Abstract, Line 1: First line of abstract reads a bit odd. Why not 'A search for ... is presented"?

Abstract, Line 7: Possibly swap order of significance and cross section measurement? The statistical significance is inherently tied to the measurement, it doesn't exist without it.

Line 5-7: As a non- top expert I don't understand what is meant by this line. ttZ and tbW I assume both count as tZq, or is the q explicitly light? What does the triple-gauge coupling bring into the tZq process? If this line can be clarified at all it would help. If it's immediately obvious to top physics experts then ignore the comment.

Line 13-14: It sounds odd to go from "...is an important quantity to measure" to "This Letter presents the observation ..." (rather than presenting a measurement of ...)

Line 70: Was DeepCSV actually used in the 2016 dataset?

Line 108: These electron and muon identification BDTs are not the standard ones also used in other CMS analyses, correct? If they are it would be good to mention this.

Line 117-120: The sentence implies that the tight leptons do not have to also pass the loose selection criteria. Is that correct? In addition, this is quite a long sentence, it might read better if it was split into two sentences.

Line 169: "the shape and normalisation are implicitly constrained in the final fit via the bins at low BDT values..." -> are there any unconstrained parameters in the fit that account for this? If this is not the case the wording is misleading as it implies the fit is given the full power to constrain shape and norm of this process in these bins, whereas if there are only nuisance parameters with prior constraints applied this isn't actually true. If there are unconstrained parameters that take care of this, then the constraint isn't implict, right?

Line 186-187: If the event is Z+gamma, with say gamma->e+e- and one of the leptons not properly reconstructed, shouldn't the mass of the dilepton system still be close to the Z mass? 

Line 217: Having looked at the additional documentation it appears that a single jet energy scale nuisance parameter is used for each dataset, which is constrained to around 50% of the input value in the case of 2017 data. Given that this nuisance parameter has a relatively large impact on the signal strength and probably would have been the systematic uncertainty with the largest impact if it had not been constrained, is there a justification for this constraint? Analyses which constrain the JEC uncertainty are often recommended to split the uncertainty into sources, the question is why this was not done in this case. Note: this is explicitly *not* a suggestion to change the approach that was used at this point, as it is highly unlikely that it would significantly change the results of the analysis.

Line 241: Why is the ISR/FSR uncertainty not applied to other simulated processes?
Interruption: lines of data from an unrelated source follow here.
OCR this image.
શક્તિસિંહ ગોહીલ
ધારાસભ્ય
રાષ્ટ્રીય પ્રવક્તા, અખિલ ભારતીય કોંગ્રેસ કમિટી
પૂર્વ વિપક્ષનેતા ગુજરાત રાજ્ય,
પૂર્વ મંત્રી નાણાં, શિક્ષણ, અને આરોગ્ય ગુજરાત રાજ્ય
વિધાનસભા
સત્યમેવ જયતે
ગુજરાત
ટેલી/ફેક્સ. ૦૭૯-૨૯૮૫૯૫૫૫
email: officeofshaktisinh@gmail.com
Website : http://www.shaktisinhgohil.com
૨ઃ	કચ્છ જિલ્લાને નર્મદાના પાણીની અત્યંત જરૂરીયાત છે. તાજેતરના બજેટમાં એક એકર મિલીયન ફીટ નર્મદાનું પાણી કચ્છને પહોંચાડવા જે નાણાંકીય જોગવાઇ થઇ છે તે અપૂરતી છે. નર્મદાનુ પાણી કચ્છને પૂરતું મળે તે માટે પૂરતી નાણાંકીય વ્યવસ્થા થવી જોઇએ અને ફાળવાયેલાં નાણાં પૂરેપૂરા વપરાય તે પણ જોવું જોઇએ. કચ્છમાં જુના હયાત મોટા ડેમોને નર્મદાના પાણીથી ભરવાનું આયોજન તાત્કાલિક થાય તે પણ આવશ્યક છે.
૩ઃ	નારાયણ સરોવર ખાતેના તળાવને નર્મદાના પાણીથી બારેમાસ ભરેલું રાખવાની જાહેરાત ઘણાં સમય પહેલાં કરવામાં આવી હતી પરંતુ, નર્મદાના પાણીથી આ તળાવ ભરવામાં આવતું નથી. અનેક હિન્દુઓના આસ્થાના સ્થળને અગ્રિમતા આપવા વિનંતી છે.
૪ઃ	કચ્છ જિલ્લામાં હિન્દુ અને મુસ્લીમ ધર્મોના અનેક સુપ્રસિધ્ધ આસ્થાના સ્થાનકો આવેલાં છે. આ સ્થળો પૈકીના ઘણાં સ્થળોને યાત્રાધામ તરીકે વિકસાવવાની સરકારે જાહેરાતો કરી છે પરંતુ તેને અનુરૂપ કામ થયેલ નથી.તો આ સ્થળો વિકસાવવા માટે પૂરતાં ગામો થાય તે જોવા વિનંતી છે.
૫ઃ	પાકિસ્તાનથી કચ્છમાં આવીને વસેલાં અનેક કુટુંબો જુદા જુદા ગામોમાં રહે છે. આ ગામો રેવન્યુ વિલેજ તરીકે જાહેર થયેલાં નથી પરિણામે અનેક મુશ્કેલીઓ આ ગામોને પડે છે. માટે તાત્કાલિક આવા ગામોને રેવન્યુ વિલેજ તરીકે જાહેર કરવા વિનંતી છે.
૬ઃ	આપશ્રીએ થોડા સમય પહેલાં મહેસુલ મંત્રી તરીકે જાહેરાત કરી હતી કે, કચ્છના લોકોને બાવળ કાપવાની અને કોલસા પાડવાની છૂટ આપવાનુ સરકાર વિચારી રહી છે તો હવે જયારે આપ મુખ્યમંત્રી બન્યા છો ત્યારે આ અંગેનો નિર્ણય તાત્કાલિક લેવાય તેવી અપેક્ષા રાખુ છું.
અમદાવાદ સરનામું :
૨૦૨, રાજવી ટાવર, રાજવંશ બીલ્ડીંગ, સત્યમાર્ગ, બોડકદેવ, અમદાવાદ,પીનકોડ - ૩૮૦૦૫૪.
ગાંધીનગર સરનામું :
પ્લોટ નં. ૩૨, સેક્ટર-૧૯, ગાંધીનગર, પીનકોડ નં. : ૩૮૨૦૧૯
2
Line 250: ".. as determined from the control samples" - Is what is meant here that the control regions are fitted simultaneously with the three signal regions? If so this could perhaps be clarified..

Line 263-264 "are found to be consistent with the combined measurement": we expect this because we've just combined the two measurements. Something really odd would have to happen for the two individual measurements not to be compatible with the combined. The more interesting point to make is whether the 2016 and 2017 measurements individually are compatible with the standard model expectation (2016 not within 1 sigma from what I can tell).

Line 269: It is relevant that the asymptotic approximation was used to obtain the significances, as it is know not to be a good approximation anymore in this 'high significance' regime. It would be good to make clear in other places where the significances are quoted that they are calculated using the asymptotic approximation.

Figure 1, SR-2b: What is happening in the one bin with the very large statistical uncertainty?